Так же относились к нему и русские радикалы конца пятидесятых и начала шестидесятых годов. Их мировоззрению, стремившемуся построить общественные отношения на «разумном и правильно понятом эгоизме», сен-симонистская религия чувства была совершенно чужда. Борьба с феодальными пережитками, критика капиталистического строя, необходимость социальных реформ, равноправие женщины, свободные отношения между полами, политическое освобождение — все это обосновывалось совершенно иначе, чем тридцать лет назад. Если о Сен-Симоне и упоминали, то лишь для того, чтобы, разоблачая его ошибки, намечать новые пути для разрешения очередных социально-политических проблем.

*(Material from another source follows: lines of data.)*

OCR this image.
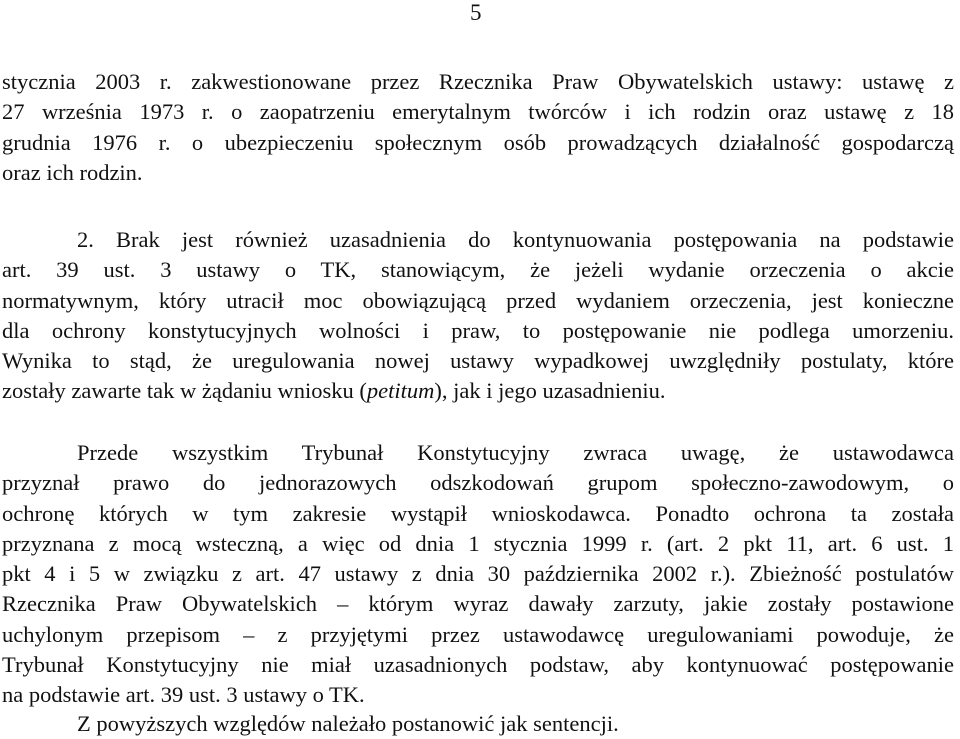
5
stycznia 2003 r. zakwestionowane przez Rzecznika Praw Obywatelskich ustawy: ustawę z
27 września 1973 r. o zaopatrzeniu emerytalnym twórców i ich rodzin oraz ustawę z 18
grudnia 1976 r. o ubezpieczeniu społecznym osób prowadzących działalność gospodarczą
oraz ich rodzin.
2. Brak jest również uzasadnienia do kontynuowania postępowania na podstawie
art. 39 ust. 3 ustawy o TK, stanowiącym, że jeżeli wydanie orzeczenia o akcie
normatywnym, który utracił moc obowiązującą przed wydaniem orzeczenia, jest konieczne
dla ochrony konstytucyjnych wolności i praw, to postępowanie nie podlega umorzeniu.
Wynika to stąd, że uregulowania nowej ustawy wypadkowej uwzględniły postulaty, które
zostały zawarte tak w żądaniu wniosku (petitum), jak i jego uzasadnieniu.
Przede wszystkim Trybunał Konstytucyjny zwraca uwagę, że ustawodawca
przyznał prawo do jednorazowych odszkodowań grupom społeczno-zawodowym, o
ochronę których w tym zakresie wystąpił wnioskodawca. Ponadto ochrona ta została
przyznana z mocą wsteczną, a więc od dnia 1 stycznia 1999 r. (art. 2 pkt 11, art. 6 ust. 1
pkt 4 i 5 w związku z art. 47 ustawy z dnia 30 października 2002 r.). Zbieżność postulatów
Rzecznika Praw Obywatelskich – którym wyraz dawały zarzuty, jakie zostały postawione
uchylonym przepisom – z przyjętymi przez ustawodawcę uregulowaniami powoduje, że
Trybunał Konstytucyjny nie miał uzasadnionych podstaw, aby kontynuować postępowanie
na podstawie art. 39 ust. 3 ustawy o TK.
Z powyższych względów należało postanowić jak sentencji.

Так поступил, например, Чернышевский, который в своем разборе Сен-Симона и сенсимонизма из трех главнейших идей этого учения (улучшение участи наиболее многочисленного и бедного класса как цели общества, религия любви как способ ее осуществления и лозунг «каждому по его способности и каждой способности по ее делам» как организационный принцип нового строя) признал правильной только первую.

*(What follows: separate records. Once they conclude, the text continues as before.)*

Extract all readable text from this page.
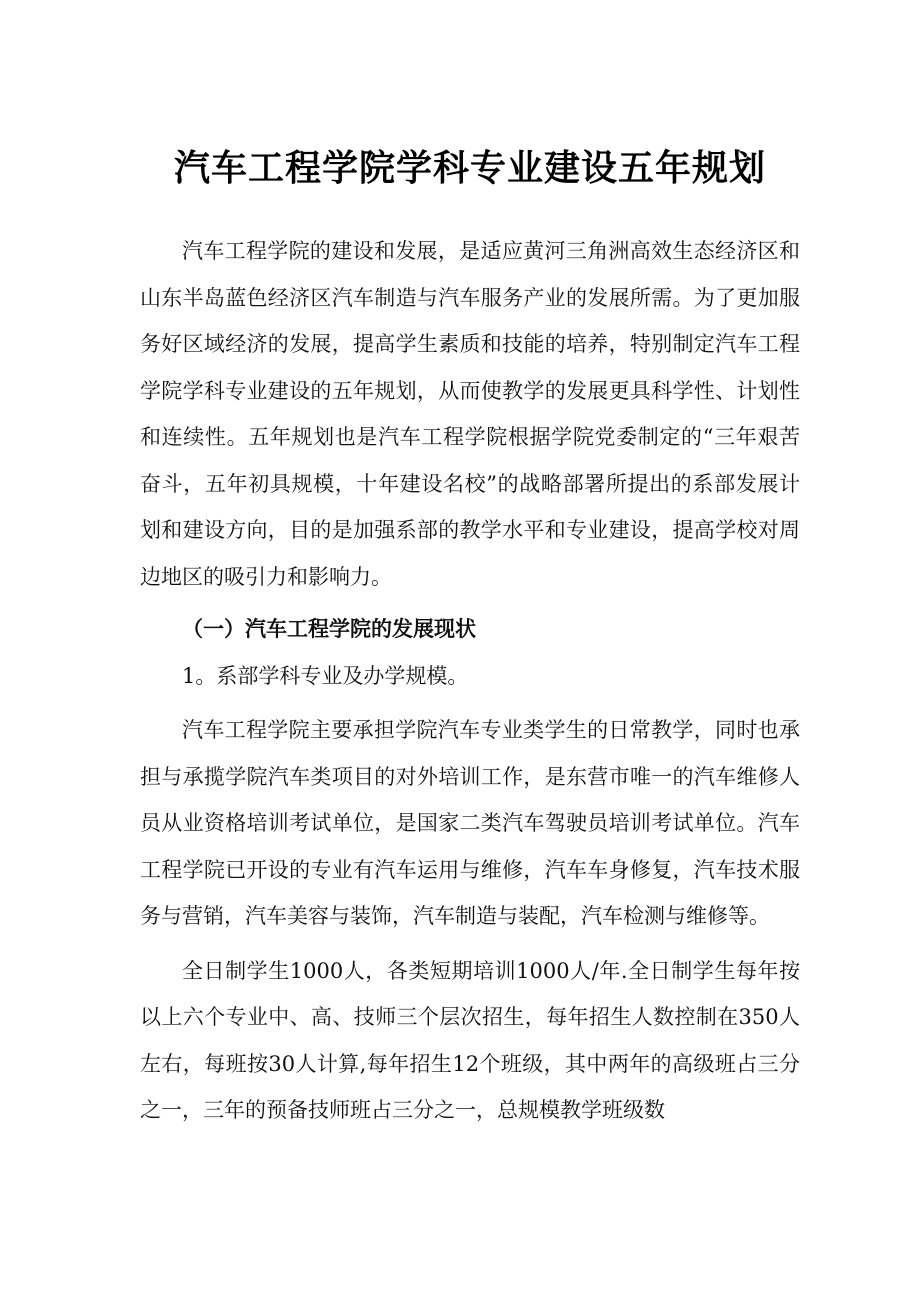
汽车工程学院学科专业建设五年规划

汽车工程学院的建设和发展，是适应黄河三角洲高效生态经济区和山东半岛蓝色经济区汽车制造与汽车服务产业的发展所需。为了更加服务好区域经济的发展，提高学生素质和技能的培养，特别制定汽车工程学院学科专业建设的五年规划，从而使教学的发展更具科学性、计划性和连续性。五年规划也是汽车工程学院根据学院党委制定的“三年艰苦奋斗，五年初具规模，十年建设名校”的战略部署所提出的系部发展计划和建设方向，目的是加强系部的教学水平和专业建设，提高学校对周边地区的吸引力和影响力。

（一）汽车工程学院的发展现状

1。系部学科专业及办学规模。

汽车工程学院主要承担学院汽车专业类学生的日常教学，同时也承担与承揽学院汽车类项目的对外培训工作，是东营市唯一的汽车维修人员从业资格培训考试单位，是国家二类汽车驾驶员培训考试单位。汽车工程学院已开设的专业有汽车运用与维修，汽车车身修复，汽车技术服务与营销，汽车美容与装饰，汽车制造与装配，汽车检测与维修等。

全日制学生1000人，各类短期培训1000人/年.全日制学生每年按以上六个专业中、高、技师三个层次招生，每年招生人数控制在350人左右，每班按30人计算,每年招生12个班级，其中两年的高级班占三分之一，三年的预备技师班占三分之一，总规模教学班级数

Семидесятые и восьмидесятые годы выдвинули новые интересы и новых борцов. Разночинной радикальной интеллигенции, вступившей в единоборство с царизмом, некогда было погружаться в историю. Сен-Симон и прочие великие утописты были почти забыты. О них начинают снова вспоминать только в девятисотых годах, когда одновременно с возобновлением политической борьбы на сцену выступает рабочее движение как совершенно самостоятельная сила. О великих утопистах напомнил «Коммунистический манифест», ставший настольной книгой передовых рабочих и социалистически настроенных элементов учащейся молодежи. Даже официальная университетская наука испытала на себе влияние этих новых веяний. Далеко не случайно, что большой труд И. Иванова «Сен-Симон и сенсимонизм» появился в 1901 году, т. е. как раз тогда, когда подпольная социал-демократическая партия стала крупнейшим фактором русской политической жизни. Революционное рабочее движение стучалось в дверь — и надо было понять не только его программу, но и историческое развитие его идей.
Для современной русской действительности Сен-Симон — фигура далекого прошлого. Никто не будет теперь изучать историю по его методу, никто не станет искать социальных откровений в его «Новом христианстве». Намеченные им дороги к новому общественному строю давным-давно поросли травой забвения, да и сам этот строй предстал перед людьми в совершенно ином свете. И тем не менее Сен-Симон, как человек и мыслитель, представляет величайший интерес. А то обстоятельство, что его стремления вылились в буржуазную форму и не пошли дальше «индустриального строя», только лишний раз доказывает, насколько бессильны наилучшие порывы против влияний социальной среды и общих условий эпохи.